Agentic Stack: A portable brain for your AI coding assistants

ChineNews

Keep your AI memory across multiple coding harnesses

The Agentic Stack repository introduces a groundbreaking, portable .agent/ folder designed to standardize memory, skills, and protocols across multiple AI coding harnesses like Claude Code, Cursor, and Windsurf. By centralizing the AI’s learning process and utilizing host-agent review tools, developers can prevent knowledge loss when switching between different development toolkits. This tool represents a strategic step toward harness-agnostic AI workflows, ensuring long-term compounding of machine-learned development contexts.

Points clés

  • Authored by AV1DLIVE based on “The Agentic Stack” concept and initially coded using Minimax-M2.7 in the Claude Code harness
  • Supports seamless integration across 8 distinct AI harnesses, including Claude Code, Cursor, Windsurf, OpenCode, OpenClaw, Hermes, Pi Coding Agent, and standalone Python
  • Introduces a highly portable .agent/ folder structure containing four separate memory layers: working, episodic, semantic, and personal
  • Features an auto_dream.py nightly staging cycle that mechanically clusters recurring patterns into candidate lessons for the host agent
  • Replaces automated reasoning with a mandatory host-agent review protocol, requiring developers to manually accept or reject AI-generated candidate lessons with a provided rationale
  • Version 0.7.0 introduces host-agent tools like learn.py for one-shot lesson teaching and a colorful dashboard show.py to manage the AI’s brain state
  • Includes five foundational seed skills upon installation, such as skillforge for creating new skills and git-proxy to manage Git operations safely
  • Offers an opt-in full-text search capability through the FTS5 beta feature to rapidly query all markdown and JSONL memory documents

À retenir

If you are tired of your AI assistant suffering from digital amnesia every time you switch platforms, it might be time to pack its bags into an Agentic Stack.
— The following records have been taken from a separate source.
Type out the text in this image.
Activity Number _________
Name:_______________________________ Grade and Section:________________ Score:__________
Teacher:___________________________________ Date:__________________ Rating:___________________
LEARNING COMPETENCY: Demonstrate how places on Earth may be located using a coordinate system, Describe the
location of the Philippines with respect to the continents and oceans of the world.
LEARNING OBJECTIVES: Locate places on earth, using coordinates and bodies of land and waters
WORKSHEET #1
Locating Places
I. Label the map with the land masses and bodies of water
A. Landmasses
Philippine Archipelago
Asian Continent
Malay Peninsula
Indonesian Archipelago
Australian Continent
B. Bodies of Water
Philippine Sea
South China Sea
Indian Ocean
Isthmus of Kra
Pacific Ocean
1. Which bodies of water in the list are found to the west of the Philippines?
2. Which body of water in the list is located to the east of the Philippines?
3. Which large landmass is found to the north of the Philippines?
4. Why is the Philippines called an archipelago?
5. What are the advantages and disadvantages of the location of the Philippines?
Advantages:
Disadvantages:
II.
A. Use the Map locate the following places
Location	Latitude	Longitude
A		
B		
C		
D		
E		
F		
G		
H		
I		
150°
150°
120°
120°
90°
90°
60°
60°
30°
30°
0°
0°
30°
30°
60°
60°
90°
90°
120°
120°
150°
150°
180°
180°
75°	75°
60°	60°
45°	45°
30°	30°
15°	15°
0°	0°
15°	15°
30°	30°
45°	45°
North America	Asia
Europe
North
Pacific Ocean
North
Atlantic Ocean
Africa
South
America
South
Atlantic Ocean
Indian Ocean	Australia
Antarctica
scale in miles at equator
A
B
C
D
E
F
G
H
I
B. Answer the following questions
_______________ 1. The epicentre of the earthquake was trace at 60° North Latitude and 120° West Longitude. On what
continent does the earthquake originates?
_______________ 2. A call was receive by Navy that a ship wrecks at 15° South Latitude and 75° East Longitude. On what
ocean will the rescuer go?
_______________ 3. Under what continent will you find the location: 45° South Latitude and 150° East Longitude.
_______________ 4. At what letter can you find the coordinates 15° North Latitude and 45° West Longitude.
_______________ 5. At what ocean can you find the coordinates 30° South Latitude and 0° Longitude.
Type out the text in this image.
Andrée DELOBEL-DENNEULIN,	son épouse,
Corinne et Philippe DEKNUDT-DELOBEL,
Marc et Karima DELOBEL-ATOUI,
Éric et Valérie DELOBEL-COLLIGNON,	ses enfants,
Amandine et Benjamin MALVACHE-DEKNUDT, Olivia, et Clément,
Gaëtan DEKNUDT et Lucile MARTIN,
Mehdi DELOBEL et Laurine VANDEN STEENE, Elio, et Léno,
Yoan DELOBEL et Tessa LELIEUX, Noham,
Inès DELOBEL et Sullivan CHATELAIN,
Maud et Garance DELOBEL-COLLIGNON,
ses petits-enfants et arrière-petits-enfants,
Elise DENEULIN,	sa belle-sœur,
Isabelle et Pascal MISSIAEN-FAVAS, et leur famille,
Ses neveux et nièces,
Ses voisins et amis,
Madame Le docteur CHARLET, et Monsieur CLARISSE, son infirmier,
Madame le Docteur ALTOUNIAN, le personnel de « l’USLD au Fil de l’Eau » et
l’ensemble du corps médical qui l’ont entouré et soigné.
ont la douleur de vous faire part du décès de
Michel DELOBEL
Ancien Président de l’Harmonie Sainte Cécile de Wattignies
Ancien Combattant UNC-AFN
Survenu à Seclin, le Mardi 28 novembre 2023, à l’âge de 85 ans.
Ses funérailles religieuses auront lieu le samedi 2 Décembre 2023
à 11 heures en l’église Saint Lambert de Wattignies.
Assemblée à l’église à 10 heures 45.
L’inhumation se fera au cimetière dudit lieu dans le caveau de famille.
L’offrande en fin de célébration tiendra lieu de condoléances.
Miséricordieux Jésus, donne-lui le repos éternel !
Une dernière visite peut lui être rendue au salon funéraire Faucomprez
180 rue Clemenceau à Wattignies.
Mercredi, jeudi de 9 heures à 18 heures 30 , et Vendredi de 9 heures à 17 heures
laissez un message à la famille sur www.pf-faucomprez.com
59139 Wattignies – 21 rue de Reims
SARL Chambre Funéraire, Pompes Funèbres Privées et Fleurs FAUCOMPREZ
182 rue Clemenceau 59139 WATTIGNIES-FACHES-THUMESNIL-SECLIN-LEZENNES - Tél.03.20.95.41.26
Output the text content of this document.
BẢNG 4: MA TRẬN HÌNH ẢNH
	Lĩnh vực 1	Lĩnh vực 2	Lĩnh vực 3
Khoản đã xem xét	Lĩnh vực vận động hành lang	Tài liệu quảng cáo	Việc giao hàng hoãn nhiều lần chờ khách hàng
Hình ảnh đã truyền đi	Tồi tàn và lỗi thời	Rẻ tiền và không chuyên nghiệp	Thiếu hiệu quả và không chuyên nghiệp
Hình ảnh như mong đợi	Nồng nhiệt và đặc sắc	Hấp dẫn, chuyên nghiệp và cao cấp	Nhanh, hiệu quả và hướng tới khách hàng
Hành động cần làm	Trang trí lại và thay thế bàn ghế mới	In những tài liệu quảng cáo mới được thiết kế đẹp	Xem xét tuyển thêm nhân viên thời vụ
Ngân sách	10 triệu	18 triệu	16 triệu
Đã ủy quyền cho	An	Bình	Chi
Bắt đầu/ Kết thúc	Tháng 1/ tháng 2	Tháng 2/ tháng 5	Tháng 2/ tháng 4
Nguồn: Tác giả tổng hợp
While setting up an intricate system of episodic memories and nightly “dreams” sounds a lot like you are raising a very needy digital toddler, it definitely beats teaching your code editor how to write your commit messages for the hundredth time. Just remember, the AI still needs you to manually rubber-stamp its daily lessons, so you probably shouldn’t plan your early retirement to a tropical island just yet.